Z systemu gospodarowania odpadami w gminie Kartuzy wyłączone mogą zostać nie tylko nieruchomości należące do przedsiębiorców, ale także cmentarze oraz instytucje i jednostki organizacyjne gminy. Samorząd wciąż szuka oszczędności, a rani podkreślają, że brakuje wielu twardych danych dotyczących ilości produkowanych odpadów.
Informowaliśmy już, że kartuscy radni na ostatniej sesji odrzucili uchwały dotyczące zmiany systemu gospodarowania odpadami oraz proponowanych stawek za śmieci. Urząd Miejski w Kartuzach zaproponował, by stawka za odbiór odpadów na wynosiła 31 zł od osoby, druga propozycja dotyczyła kwoty 29 zł (do tej pory było to 19 zł), przy wyłączeniu z systemu nieruchomości niezamieszkanych (chodzi głównie o firmy). Radni nie przystali na żadną z tych propozycji.
Śmieci na kredyt?
Sylwia Biankowska, zastępca burmistrza Kartuz podkreślała, że podwyżka jest niezbędna, by - zgodnie z przepisami - cały system się bilansował. Chodzi o to, że koszty gospodarowania odpadami powinny być w całości finansowane z opłat wnoszonych przez mieszkańców. W przypadku gminy Kartuzy jest z tym problem. Wiceburmistrz zapowiedziała, że decyzja o odrzuceniu proponowanych stawek za śmieci oznacza, że gmina będzie musiała zaciągnąć kredyt, by opłacić koszty odbioru odpadów od mieszkańców. W grę wchodzi kwota aż 3,8 mln zł.
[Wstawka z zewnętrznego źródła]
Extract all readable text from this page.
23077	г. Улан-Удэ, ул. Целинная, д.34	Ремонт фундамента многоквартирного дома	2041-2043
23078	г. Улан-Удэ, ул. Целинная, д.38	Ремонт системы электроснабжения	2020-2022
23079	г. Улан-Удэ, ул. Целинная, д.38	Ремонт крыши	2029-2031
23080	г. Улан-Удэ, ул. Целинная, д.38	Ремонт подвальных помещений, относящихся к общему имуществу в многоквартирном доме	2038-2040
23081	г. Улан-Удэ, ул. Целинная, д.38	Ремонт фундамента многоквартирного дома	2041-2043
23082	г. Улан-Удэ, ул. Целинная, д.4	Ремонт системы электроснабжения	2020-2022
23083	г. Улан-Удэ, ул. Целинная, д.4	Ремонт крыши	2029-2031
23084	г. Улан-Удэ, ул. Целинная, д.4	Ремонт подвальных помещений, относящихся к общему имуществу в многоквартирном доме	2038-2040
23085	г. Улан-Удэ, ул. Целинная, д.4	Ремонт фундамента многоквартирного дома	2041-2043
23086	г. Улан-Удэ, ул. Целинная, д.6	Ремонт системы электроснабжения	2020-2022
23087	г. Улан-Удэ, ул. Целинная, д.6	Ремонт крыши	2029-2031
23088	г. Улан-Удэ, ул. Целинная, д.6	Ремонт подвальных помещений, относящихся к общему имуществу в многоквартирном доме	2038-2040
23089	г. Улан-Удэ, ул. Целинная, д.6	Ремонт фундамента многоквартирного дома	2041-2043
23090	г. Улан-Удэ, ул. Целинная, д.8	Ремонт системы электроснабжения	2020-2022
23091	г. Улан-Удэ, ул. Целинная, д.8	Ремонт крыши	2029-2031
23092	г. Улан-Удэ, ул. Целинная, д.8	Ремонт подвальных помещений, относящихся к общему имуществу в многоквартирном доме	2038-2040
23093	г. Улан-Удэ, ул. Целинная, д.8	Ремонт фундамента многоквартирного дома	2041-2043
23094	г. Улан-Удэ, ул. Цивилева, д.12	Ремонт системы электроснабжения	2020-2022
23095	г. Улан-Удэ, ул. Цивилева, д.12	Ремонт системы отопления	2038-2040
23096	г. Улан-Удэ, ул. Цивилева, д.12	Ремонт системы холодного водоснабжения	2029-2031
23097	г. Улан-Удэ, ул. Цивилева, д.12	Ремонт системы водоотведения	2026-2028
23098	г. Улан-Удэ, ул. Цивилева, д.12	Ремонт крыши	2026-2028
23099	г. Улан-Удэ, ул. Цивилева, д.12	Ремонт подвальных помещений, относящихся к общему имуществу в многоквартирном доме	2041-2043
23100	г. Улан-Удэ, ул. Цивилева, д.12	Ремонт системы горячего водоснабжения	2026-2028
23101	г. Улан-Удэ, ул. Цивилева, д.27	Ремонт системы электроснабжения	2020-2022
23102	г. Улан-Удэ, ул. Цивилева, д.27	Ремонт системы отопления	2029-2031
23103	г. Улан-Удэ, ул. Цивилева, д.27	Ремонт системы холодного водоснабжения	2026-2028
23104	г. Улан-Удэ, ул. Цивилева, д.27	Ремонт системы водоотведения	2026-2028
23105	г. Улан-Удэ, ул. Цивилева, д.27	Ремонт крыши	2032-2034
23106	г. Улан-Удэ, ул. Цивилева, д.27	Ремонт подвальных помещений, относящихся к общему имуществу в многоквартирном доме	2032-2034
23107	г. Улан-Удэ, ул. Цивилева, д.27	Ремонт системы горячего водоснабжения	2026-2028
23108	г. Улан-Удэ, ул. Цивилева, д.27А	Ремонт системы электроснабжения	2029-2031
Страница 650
Wczoraj radni spotkali się ponownie na posiedzeniu komisji gospodarczej, by raz jeszcze przeanalizować stawki i funkcjonowanie całego systemu gospodarowania odpadami. Radny Jacek Richert zwrócił uwagę, że - co wynika z jego ustaleń - wciąż nie wszystkie domki letniskowe ujęte są w systemie gospodarowania odpadami.
- Przenalizowałem to w jednej konkretnej miejscowości, gdzie na 17 domków tylko 5 ma umowę na wywóz odpadów. Co z resztą? To szara strefa - mówił.
Radni długo dyskutowali nad kwestią "uszczelnienia" systemu gospodarowania odpadami i metodami naliczania stawek. Edyta Zientarska, kierownik Wydziału Gospodarki Odpadami i Ochrony Środowiska kartuskiego Urzędu Miejskiego podkreślała, że urząd opiera się na deklaracjach składanych przez mieszkańców i nie dysponuje "narzędziami", które w każdym przypadku pozwalałyby sprawdzić ile osób faktycznie zamieszkuje daną nieruchomość, w stosunku do liczby osób zameldowanych.
Radnym brakuje danych
Mariusz Treder, przewodniczący kartuskiej Rady Miejskiej mówi, że wciąż nie ma decyzji odnośnie systemu gospodarowania odpadami i podkreśla, że radnym brakuje wielu twardych danych.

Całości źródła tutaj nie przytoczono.